Sequoia Capital India, Nexus Ventures Partners, Helion Ventures Partners and Kalaari Capital are the most popular VC in India. 

Government programs

Government of a country takes various initiatives to boost up a startup business. Development in the business sector will help to maintain a healthy ecosystem of a country’s economy. That’s why the government is trying to help a new business venture in different ways. Subsidies and grants are some of the available government programs to manage funding. 

In the US, there is a small business lending fund which is called SBA and a dedicated portal for Government grants available for local businesses.

10,000 Crore Startup Fund, MUDRA, KSSEDM besides these there are various government grants and programs in different states of India to encourage small businesses and startups. 

If you fulfill the requirements of those govt. Programs then you can qualify for the funds. So, government grants can be a great funding option for you. 

Organic Funding

Organic funding is not outside funding. It comes from the company’s revenues. Basically, organic funding is used in new product development or in marketing cost. Sometimes startup founders perform consulting services or sell other products to generate funds for product development. You may also manage funds by this way.

Which funding is the best option for you?

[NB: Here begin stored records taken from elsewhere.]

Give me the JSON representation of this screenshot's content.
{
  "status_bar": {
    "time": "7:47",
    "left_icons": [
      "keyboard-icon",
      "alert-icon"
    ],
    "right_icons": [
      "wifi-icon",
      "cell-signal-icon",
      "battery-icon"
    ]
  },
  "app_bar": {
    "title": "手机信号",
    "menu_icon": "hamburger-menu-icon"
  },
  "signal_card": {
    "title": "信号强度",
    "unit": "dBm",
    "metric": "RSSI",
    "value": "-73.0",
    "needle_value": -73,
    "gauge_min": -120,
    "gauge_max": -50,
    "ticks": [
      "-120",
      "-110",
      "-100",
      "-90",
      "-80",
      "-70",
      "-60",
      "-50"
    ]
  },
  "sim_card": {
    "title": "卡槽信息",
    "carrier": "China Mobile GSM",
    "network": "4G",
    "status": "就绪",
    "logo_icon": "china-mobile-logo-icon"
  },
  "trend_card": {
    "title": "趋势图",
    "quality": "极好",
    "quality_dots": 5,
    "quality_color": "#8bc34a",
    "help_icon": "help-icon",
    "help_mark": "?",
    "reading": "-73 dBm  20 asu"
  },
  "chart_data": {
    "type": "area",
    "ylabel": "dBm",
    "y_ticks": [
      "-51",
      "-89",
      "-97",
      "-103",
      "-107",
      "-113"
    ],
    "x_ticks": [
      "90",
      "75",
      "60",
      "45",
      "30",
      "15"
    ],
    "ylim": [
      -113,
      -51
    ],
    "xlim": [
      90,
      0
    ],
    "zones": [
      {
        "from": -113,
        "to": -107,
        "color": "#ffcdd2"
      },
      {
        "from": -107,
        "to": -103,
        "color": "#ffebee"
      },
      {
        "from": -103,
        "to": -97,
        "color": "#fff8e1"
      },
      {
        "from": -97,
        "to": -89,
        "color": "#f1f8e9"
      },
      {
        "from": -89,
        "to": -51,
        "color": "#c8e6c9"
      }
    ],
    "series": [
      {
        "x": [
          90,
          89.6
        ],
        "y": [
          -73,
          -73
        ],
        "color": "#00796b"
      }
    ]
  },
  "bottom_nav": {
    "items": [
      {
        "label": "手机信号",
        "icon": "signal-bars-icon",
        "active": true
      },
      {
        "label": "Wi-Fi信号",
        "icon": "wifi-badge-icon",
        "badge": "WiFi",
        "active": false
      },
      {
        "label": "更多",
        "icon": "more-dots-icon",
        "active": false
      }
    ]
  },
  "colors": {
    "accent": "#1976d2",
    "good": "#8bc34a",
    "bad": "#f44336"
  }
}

Every startup company has its own goals and strategies. Before choosing the funding options take a closer look at each type of startup funding option and determine which will be perfect for your business. From the above discussion you can see there are many sources of startup capital to grow your business. Choose the best options based on your business pattern. 

Be confident, take a paper-pen, write down a proper funding plan and work according to it to get funding from various sources. I tried to give complete startup funding guidelines in this article which will help you a lot hopefully.